Whilst we may not notice the changes in ourselves, we closely witness the changes in others. It can feel like a constant letting go, as skin after skin is shed. You get a strong sense of the passing of time when clearing out clothes too small in your children's drawers. Or that moment when they want to walk to school on their own. The only constant in parenting is change.
But change is life, right?
Yes. But in motherhood the rate and pace of change feels condensed, sped up, whirlwindish. It can be all consuming, so much so that it can spin you round and spit you out the other side.
The days are long but oh boy! the years are short.
But then, as mothers, we can find the concept of change for ourselves so very challenging: we find it hard to know what we want, or what to choose, bogged down in the logistics of the day-to-day and the week-to-week. Drenched in mental load. We lose a sense of self that knows the changes that we want to make. We get a bit lost.
And it can feel risky - change for our sake. We can't take risks like we used to; no, others rely on us now and so we must seek safety and security and fit in with the rest because too much change wouldn't be good for anyone.
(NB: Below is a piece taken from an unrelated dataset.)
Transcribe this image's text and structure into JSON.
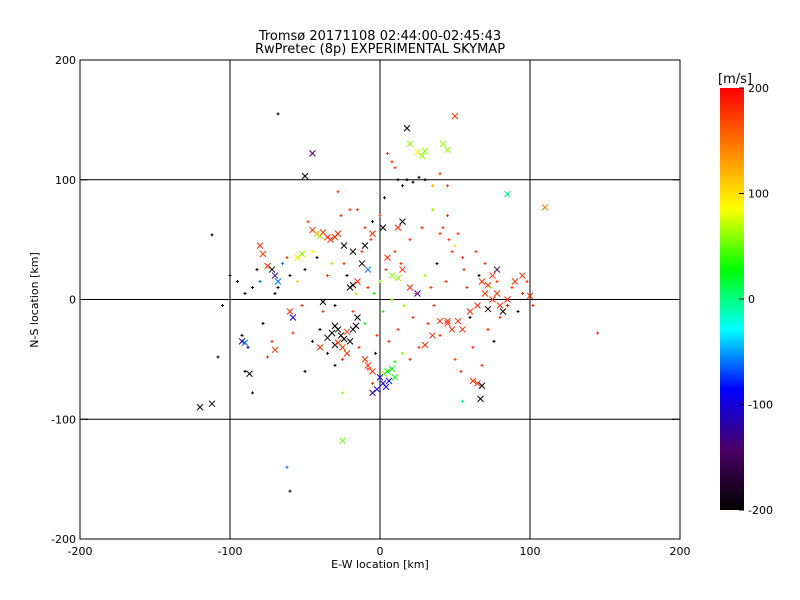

Would it?
Change is inevitable. We can't control it. It just happens. As mothers we are witnessing it every day in our children. We are brilliantly adaptable to their change - tuning in to the details, noticing the shifts, responding to the new needs.
But we fear it in, and for, ourselves. We turn down the noise of the changes we want to make, those directions not always clear, though they clang about in our ears. What if we're wrong? What if we make the wrong choice? What will that mean for our children? Will they suffer?
We watch our children change and develop and grow whilst putting our own growth on pause. Waiting until they might not need us so much, anymore. Oh but the pain of that, too! Don't stop needing me, please? When did that happen? I didn't notice... What a tension - that resistance to change can be.
What would it be like if we could accept (and embrace?) that we change as much as our children do? What if we could be comfortable with the changes that occur in our bodies, in our hearts, in our minds? What would we do differently if we embraced change more fluidly, even sniffed it out, to suit us, rather than it working, like a force, against us?
We adapt to meet the changing needs of our children. We innovate and learn and grow all the time - in parallel. We flex and shapeshift, sometimes uncomfortably so. We have a gift for change. We have been through so much of it. Yet it goes, like so much of mother skill, unnoticed, uncelebrated, undervalued. So underused.
And how much stability and rocksolidness we are expected to provide, as we work hard to adapt to new forces acting on both the inside and the outside? Pressed and pushed and moulded by what is expected of us, in the parameters we are given; and yet told to stay steady, keep rooted, be consistent.
Motherhood is a host of paradoxes. But/and we have an ability to adapt and change - in all respects - like few others. We are designed to meet the needs of our children, and in doing so experience transformation in ourselves. That really is a superpower worth harnessing, a gift worth sharing.